In the summer of 2012 during the London Olympics the plaudits were being heaped upon Usain Bolt. The Jamaican had won the 100 metres title to become only the second man after Carl Lewis in 1984 and 1988 to defend such an Olympic title. The commentators were anointing him a legend. Not so fast, cautioned Bolt. He said he needed to retain his Beijing 200 metres crown before he could be so acclaimed.
In east London Bolt achieved what Lewis had failed to do: a back-to-back sprint double.
The Jamaican was happy to tell reporters after collecting his 200 metres title that he was now a living legend. No one in that packed room at the Olympic Stadium dared to argue.
Bolt's compatriots Yohan Blake and Warren Weir - second and third respectively - certainly concurred. But Jacques Rogge, the president of the International Olympic Committee didn't agree.
The Swiss thought such self-sanctification a mite uppity and suggested that Bolt should wait until the end of his career before conferring such kudos on his own wonderfulness.
Bolt refused to cower.
"What else do I need to do to prove myself as a legend?" he asked as he prepared for the 4x100 metres relay. "I've won the 100m and 200m events twice at the Olympics. I've won world championship gold medals. I've broken world records many times so I don't know what else to do really. When next time you see Rogge I think you should ask him what Usain needs to do because I don't know what else to do really."
As if to underline his point, on 11 August Bolt anchored the Jamaican relay team home. They set a world record of 36.84 seconds, smashing their own previous high of 37.04 seconds notched at the 2011 World Championships.
Rogge did eventually accept Bolt's way of thinking.
The facts were so salient that the dispute was curious. But the spat perhaps hinted at the fear within the corridors of power at the IOC that Bolt had become too big for the good of athletics.
His personality and charm had revolutionised perceptions but they were in danger of overwhelming other stars.
Laurent Boquillet, the director of the Paris Diamond League meeting, touched on the perils of life with and without Usain St Leo Bolt on Wednesday.
He was scheduled to appear in the 100m at the meeting on 6 July at the Stade de France but pulled out with a hip injury. The 28-year-old also withdrew from the Lausanne Diamond League event on Thursday where he was penned in for the 200m.
"I like Usain and I like to have him at the Paris meet but a meet is 16 events with many top athletes. I'm disappointed but it is not the end of the world. I'm more concerned with Usain's health and future than with my meet," said Boquillet
"I'm disappointed not to be able to compete in Paris and Lausanne," said Bolt. "I love running at these meetings but at the moment I am unable to compete at 100%. I look forward to getting back into full training as soon as possible."

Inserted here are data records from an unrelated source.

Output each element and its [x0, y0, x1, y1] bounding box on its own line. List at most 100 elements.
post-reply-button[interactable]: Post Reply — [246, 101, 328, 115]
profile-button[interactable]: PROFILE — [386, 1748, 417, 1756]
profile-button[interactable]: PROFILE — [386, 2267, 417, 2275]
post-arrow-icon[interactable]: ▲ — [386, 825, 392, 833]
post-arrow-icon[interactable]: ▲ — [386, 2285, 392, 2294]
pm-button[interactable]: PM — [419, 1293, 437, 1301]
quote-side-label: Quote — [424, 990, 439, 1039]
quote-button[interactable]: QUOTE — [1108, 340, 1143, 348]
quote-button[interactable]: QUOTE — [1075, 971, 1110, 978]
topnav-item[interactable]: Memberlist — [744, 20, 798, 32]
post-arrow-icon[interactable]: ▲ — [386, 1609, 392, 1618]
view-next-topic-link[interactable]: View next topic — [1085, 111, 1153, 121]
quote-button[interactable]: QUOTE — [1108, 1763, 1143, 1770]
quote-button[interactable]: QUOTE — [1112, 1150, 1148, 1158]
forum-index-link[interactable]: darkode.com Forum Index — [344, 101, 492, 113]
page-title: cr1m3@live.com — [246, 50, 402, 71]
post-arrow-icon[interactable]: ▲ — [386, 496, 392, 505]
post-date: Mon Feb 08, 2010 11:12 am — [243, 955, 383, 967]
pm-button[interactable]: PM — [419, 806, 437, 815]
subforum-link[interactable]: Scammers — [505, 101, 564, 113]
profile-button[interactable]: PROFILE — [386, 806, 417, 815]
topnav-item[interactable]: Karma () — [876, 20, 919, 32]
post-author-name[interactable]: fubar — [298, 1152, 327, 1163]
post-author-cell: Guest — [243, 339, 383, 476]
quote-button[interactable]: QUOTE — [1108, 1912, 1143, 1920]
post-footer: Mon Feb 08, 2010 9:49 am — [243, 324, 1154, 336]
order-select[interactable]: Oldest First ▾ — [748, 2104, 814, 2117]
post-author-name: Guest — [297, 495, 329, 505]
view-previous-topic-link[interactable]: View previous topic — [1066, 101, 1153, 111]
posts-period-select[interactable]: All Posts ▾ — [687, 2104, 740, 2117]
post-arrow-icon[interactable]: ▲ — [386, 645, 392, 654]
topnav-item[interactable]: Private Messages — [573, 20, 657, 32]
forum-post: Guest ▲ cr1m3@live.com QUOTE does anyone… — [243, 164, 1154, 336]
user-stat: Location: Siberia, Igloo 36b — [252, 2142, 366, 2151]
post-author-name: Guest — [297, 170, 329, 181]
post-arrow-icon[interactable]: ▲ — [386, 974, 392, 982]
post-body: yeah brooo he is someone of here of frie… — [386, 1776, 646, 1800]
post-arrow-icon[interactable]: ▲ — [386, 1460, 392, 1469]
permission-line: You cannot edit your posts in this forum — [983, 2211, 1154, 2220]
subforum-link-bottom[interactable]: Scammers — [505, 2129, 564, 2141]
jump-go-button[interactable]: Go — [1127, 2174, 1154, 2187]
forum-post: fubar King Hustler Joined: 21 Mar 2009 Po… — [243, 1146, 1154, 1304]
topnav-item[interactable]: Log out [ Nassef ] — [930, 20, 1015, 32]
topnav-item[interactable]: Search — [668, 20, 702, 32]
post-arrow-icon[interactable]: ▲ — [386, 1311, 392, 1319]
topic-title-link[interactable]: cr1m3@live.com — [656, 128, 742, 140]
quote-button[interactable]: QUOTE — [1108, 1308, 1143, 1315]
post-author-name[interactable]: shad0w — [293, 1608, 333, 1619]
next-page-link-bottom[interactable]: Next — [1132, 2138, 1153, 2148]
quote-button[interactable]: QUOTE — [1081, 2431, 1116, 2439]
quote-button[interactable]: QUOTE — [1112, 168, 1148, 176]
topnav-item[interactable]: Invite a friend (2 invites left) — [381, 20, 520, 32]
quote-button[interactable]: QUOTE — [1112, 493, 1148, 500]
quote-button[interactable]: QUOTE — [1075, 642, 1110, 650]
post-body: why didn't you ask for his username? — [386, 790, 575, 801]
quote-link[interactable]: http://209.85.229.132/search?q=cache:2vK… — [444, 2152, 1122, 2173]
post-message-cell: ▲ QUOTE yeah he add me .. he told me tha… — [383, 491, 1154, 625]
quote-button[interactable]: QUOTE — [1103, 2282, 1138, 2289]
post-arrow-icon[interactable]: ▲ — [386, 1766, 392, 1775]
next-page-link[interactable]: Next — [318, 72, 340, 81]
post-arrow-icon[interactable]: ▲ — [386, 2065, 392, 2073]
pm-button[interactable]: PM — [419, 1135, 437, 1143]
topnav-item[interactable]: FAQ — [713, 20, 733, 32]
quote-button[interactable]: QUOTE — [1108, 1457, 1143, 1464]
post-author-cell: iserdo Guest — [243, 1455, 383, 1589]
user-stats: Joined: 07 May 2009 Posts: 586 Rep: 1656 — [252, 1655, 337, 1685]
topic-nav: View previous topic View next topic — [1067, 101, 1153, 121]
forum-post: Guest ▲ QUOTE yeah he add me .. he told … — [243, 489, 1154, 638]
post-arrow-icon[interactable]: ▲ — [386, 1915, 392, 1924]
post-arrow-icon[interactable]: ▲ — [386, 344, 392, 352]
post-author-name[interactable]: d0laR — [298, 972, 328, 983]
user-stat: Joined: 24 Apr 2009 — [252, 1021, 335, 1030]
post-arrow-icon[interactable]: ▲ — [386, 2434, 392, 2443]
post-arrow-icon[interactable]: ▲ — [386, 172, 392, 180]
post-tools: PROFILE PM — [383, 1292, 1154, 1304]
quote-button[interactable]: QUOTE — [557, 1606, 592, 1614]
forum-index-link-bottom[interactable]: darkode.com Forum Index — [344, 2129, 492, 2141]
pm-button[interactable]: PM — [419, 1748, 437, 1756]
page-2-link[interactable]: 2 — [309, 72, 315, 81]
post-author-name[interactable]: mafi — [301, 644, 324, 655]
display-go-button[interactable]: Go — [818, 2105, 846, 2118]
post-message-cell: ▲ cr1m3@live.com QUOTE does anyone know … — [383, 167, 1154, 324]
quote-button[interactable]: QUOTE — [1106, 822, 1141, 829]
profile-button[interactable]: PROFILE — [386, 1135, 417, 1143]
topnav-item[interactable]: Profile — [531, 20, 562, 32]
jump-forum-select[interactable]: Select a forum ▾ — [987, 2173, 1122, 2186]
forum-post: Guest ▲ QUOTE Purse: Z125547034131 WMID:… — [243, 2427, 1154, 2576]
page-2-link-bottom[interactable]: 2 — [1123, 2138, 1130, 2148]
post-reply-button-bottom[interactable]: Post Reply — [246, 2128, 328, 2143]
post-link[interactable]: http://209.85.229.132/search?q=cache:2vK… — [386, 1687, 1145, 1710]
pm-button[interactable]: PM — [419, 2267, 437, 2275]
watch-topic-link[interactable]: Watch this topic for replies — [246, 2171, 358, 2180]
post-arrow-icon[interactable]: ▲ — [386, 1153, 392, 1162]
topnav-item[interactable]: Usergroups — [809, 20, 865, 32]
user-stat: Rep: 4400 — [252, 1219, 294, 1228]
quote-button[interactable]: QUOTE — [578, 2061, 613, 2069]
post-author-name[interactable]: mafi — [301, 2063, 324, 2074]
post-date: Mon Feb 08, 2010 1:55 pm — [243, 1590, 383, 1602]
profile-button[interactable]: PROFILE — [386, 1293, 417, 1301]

It's the latest setback for Bolt, following his withdrawal last week from the 100 metres at the Jamaican national trials in Kingston.
His best time this year over 100 metres has been 10.12 seconds and he has clocked 20.13 seconds for 200m.
Bolt's rivals Justin Gatlin and Tyson Gay have been in much better form. Gatlin, 33, ran 19.57 seconds in the 200m at the US trials for the world championships in Beijing in August. Gay, 32, saw off younger pretenders to claim the 100m trials in 9.87 seconds.
"There will be 45,000 spectators at the Stade de France on Saturday," said Boquillet. "And of course they would be happy to see Usain because he is such a big star but at the same time they will be happy to cheer for the French stars who will be there. It will be a chance not to be Bolt-dependent."
Boquillet told RFI that Bolt's popularity was a double edged sword. But the trepidation had subsided. "It was a concern a few years ago. Thanks to Usain a lot of athletes are trying to work on their image and being more accessible. There are a few coming that will show the impact he's had.
"Usain has brought people to track and field and it's the job of people in my position and the athletes to continue the show and to highlight the fact that it's not just Usain but track and field that is an excellent sport."
Bolt has six golds from his visits to Beijing and London Olympics: there was effectively a double triple of 100, 200 and 4x100m at the two games.
There have been eight gold medals from his trips to the world championships in Berlin, Daegu and Moscow. His hopes of defending his golds from Moscow has been thrown into doubt following these latest withdrawals.
"I'm sure he can do things that no one else can do like being ready in one month for a major meeting," comments Boquillet. "It will be difficult for Bolt but I think it would be impossible for any other athlete. Yet after what we've seen from Usain, why not?"